Gold has been in a strong uptrend since 2019 when it broke out of a multi-year consolidation pattern. It reached an all-time high of 2075 in August 2020, before correcting to 1765 in November. Since then, it has bounced back to test the previous high twice, forming a double-top pattern.

A double top consists of two peaks that are roughly equal in height, separated by a trough. Although a double top is considered resistance from a technical perspective; however, any consolidation near the high point indicates strength.

Gold has strong support that exist around 1900. It is currently trading between 1950-2000, which is a critical resistance zone. If gold can break above 2000 and sustain above it, it will stage a breakout and invalidate the double-top pattern and resume its uptrend. However, if gold fails to break above 2000 and falls below 1900, it will confirm the double top pattern and can stay under broad consolidation for some more time.

The monthly chart shows some positive signs for gold. The moving average convergence divergence (MACD) indicator, which measures the momentum and trend direction of an asset, has crossed above its signal line and turned bullish. This indicates that the buyers are gaining strength and could push the price higher.

From the Indian context, Gold has been trading in a narrow range for the past few weeks, as it faces strong resistance at 60000 levels. This level has been tested several times but failed to break above it convincingly. A sustained move above 60000 would signal a bullish breakout for the precious metal, opening the door for further gains towards 65000 rupees and beyond. However, if gold fails to overcome this hurdle, it may consolidate with the support that exists in the 55000-56000 zone.

Another factor to consider is the relative performance of gold against silver. Gold and silver are often correlated, as they are both precious metals that respond to similar market forces. However, sometimes they diverge, as they have different industrial and monetary uses.

The relative strength (RS) line of gold against silver shows how gold is performing relative to silver. A rising RS line means that gold outperforms silver, while a falling RS line means silver outperforms gold.

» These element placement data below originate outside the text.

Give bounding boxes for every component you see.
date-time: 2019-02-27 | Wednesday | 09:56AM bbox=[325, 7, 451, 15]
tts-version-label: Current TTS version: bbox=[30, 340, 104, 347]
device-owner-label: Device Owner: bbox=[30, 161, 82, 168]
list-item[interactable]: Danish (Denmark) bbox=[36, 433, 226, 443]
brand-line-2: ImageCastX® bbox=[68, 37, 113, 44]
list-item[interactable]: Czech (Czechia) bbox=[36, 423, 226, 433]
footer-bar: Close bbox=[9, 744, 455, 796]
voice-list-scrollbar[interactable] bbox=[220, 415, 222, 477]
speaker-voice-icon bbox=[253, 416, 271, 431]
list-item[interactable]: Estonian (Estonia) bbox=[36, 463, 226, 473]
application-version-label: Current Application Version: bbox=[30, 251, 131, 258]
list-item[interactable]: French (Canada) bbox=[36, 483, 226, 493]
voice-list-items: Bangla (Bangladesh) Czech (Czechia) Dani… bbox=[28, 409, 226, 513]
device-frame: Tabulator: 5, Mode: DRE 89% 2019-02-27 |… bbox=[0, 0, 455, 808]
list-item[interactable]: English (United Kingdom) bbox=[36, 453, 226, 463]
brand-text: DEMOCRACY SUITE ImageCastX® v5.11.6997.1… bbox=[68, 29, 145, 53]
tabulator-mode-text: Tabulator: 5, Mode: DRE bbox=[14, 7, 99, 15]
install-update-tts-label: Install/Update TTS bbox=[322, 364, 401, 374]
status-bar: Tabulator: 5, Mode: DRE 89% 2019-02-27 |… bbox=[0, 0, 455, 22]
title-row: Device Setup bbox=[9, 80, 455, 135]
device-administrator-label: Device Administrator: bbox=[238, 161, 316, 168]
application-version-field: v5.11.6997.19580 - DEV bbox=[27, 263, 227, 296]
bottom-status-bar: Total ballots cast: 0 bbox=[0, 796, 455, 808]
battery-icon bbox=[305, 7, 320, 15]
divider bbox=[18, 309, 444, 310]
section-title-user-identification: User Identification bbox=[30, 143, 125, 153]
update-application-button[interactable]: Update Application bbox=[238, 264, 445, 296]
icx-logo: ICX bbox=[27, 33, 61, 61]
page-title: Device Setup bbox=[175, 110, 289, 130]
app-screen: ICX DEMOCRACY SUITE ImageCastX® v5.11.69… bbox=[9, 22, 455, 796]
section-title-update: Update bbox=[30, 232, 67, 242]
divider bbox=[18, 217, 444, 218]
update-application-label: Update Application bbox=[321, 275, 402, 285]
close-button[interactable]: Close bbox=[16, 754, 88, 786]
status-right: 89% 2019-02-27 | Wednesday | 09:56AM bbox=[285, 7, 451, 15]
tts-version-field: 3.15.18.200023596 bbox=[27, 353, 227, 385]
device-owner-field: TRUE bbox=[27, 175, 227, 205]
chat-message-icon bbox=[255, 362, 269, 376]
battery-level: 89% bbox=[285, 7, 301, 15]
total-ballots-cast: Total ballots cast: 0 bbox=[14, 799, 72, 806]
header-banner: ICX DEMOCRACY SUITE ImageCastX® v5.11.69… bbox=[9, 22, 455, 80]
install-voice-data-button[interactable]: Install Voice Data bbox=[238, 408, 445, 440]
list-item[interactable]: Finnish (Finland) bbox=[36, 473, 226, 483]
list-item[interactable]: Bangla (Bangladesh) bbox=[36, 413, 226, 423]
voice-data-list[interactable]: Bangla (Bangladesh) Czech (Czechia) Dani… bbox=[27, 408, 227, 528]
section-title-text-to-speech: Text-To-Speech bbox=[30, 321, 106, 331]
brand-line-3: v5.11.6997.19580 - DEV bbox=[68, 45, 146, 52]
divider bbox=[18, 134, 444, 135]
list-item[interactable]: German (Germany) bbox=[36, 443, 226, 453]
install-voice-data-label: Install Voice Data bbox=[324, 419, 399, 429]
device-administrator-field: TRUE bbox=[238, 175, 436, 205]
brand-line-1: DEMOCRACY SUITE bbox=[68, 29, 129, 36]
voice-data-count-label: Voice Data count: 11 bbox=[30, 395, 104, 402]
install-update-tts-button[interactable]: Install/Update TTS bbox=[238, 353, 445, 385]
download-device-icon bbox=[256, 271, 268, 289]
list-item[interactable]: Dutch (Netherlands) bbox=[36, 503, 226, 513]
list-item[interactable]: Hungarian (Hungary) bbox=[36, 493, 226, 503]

The RS line of gold against silver has been broadly rising since 2011, indicating that gold has been more favored than silver over the long term. However, in the past year, the RS line has been mostly flat, indicating that both metals have been performing similarly. This suggests that there is no clear advantage for either metal at the moment.

As of now, the price behavior of Gold in the 1950-2000 range needs to be closely watched. Any meaningful move above 2000 is likely to take the precious metal higher toward 2070-2075 levels. However, until that happens, we might well see Gold consolidating in a 1900-2000 zone.